The State Department's decision to remove the Iranian exile group Mujahedin-e-Khalq from its Foreign Terrorist Organizations (FTO) list certainly looks depressingly cynical, coming after the group waged a years-long PR, lobbying, and advertising campaign, paying political VIPs including Rudy Giuliani, Howard Dean, Tom Ridge, and Ed Rendell tens of thousands of dollars to endorse their cause. The idea that a group blamed for the killing of six Americans in the 1970s, as well as dozens of deadly terrorist bombings against Iranian targets afte,r that is “the largest peaceful, secular, pro-democratic Iranian dissident group” -- as its advertising boasts -- doesn't pass the laugh test.
But it's also true that the group, despite its creepy cultlike behavior, hasn't carried out a terrorist attack in years. As FP contributor Karim Sadjadpour tells the New York Times, “I don’t think the world really looks that much different. U.S.-Iran relations will remain hostile, and the M.E.K. will remain a fringe cult with very limited appeal among Iranians.”
Under the PATRIOT Act, for a group to be included on the list, it's required that the "terrorism of the organization threatens the security of United States nationals or the national security of the United States." But a quick glance at the most recent edition of the FTO list shows quite a few groups that don't -- or no longer -- meet that standard either:
Some other groups, including the Real IRA and Jewish extremist organiztaion Kahane Chai, have been a bit more active recently, but have few members and can't really be said to pose much a threat to U.S. national security. Some groups, such as the Libya Islamic Fighting Group, have been reconstituted, or are operating under different names than the ones on the list.

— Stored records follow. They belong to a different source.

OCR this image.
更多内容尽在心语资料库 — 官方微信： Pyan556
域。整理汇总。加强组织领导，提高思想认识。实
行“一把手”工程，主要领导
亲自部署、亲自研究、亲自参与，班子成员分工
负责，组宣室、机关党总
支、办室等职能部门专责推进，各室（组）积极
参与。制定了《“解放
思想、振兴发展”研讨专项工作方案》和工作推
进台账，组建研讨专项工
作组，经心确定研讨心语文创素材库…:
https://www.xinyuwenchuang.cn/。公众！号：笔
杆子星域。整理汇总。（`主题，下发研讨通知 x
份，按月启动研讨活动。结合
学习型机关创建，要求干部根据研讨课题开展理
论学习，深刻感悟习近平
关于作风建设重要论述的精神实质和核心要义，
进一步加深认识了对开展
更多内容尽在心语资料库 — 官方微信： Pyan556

According to the State Department website, before 2004, a group had to be redesignated every two years to appear on the list. But now, the onus is on the group to make its case -- as the MEK did that it is no longer a terrorist:
IRTPA provides that an FTO may file a petition for revocation 2 years after its designation date (or in the case of redesignated FTOs, its most recent redesignation date) or 2 years after the determination date on its most recent petition for revocation. In order to provide a basis for revocation, the petitioning FTO must provide evidence that the circumstances forming the basis for the designation are sufficiently different as to warrant revocation. If no such review has been conducted during a 5 year period with respect to a designation, then the Secretary of State is required to review the designation to determine whether revocation would be appropriate. In addition, the Secretary of State may at any time revoke a designation upon a finding that the circumstances forming the basis for the designation have changed in such a manner as to warrant revocation, or that the national security of the United States warrants a revocation.
New groups, like Pakistan's Haqqani network or Lebanon's Abdallah Azzam Bridgades, are added with some regularity. Though as some of the names still on the list indicate, groups aren't removed that often unless -- like MEK -- they are in a position to mount a public case for their delisting. (Thankfully, it's hard to imagine Aum Shinriyko advertising on the Washington metro!)
Categorizing miltiant groups, which don't always have one universally used name, or a fixed membership, is always a bit tricky. As Aaron Zelin, recently explained for FP, a surprising number of jihadi groups have emerged in different countries in recent months, all calling themselves Ansar al-Sharia.
Back in June, I noted that the State Department had decided not to list Nigeria's Boko Haram -- a group that is more active and arguably much more of a threat to U.S. economic and political interests than many of those on the list -- though it did list some Boko Harma leaders as "Specially Designated Global Terrorists," a different category.
At the time, Reuters reported that Boko Haram as a whole had not been added to the FTO list so as "not to elevate the group's profile." That makes a certain amount of sense, but it also suggests a need for a larger housecleaning on the list. Their American FTO status is about all the militant credibility some of these groups have left.